The stereotype of the spotty teenager sitting in a darkened room playing video games all day and night is apparently all wrong.
According to an Australian psychology graduate, gaming addicts are, in fact, not socially inept nerds but perfectly social beasts who just like playing games.
Researcher Daniel Loton quizzed 621 adults in an online survey and found that 15% of these were what he termed "problem gamers", or people who spent more than 50 hours a week playing games.
But of these, only 1% were people who appeared to have poor social skills, specifically being shy.

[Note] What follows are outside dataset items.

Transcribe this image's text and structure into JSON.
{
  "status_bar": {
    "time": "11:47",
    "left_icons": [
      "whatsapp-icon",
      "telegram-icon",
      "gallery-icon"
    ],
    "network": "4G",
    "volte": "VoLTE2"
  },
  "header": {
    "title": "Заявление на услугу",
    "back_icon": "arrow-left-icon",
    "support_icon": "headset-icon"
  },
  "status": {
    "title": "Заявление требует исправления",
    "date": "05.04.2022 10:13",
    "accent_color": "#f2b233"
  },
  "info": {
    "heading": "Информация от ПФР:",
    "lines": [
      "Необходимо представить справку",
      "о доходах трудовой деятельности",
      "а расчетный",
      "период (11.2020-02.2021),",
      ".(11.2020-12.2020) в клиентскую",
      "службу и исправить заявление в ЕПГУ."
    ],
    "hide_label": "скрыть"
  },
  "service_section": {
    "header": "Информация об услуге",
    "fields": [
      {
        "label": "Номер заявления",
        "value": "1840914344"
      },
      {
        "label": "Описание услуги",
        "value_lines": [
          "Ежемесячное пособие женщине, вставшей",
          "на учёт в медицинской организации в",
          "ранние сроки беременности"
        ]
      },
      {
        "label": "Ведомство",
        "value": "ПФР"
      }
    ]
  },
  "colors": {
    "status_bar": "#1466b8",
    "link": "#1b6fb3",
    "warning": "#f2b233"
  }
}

Loton said: "Our findings strongly suggest that gaming doesn't cause social problems, and social problems are not driving people to gaming".
"What is important to note is that even problem gamers did not exhibit significant signs of poor social skills or low self-esteem."
In fact, added Loton, "problem gamers" were often fans of Massively Multiplayer Online Role Playing Games (MMORPGs) such as World of Warcraft, and as such part of a social network of 10 million subscribers worldwide.
Loton, who is gamer himself, concluded that fears about addiction to games have been blown out of proportion.
"There is a great deal of anecdotal evidence about gaming addiction. Online forums abound with tales of people who can't get off the computer", he said.
"But from a clinical point of view, an addiction is a mental illness with very serious consequences. In this context, we need to ask whether gaming is responsible for causing people's lives to fall apart in the same way we see with gambling, alcohol or drug addiction."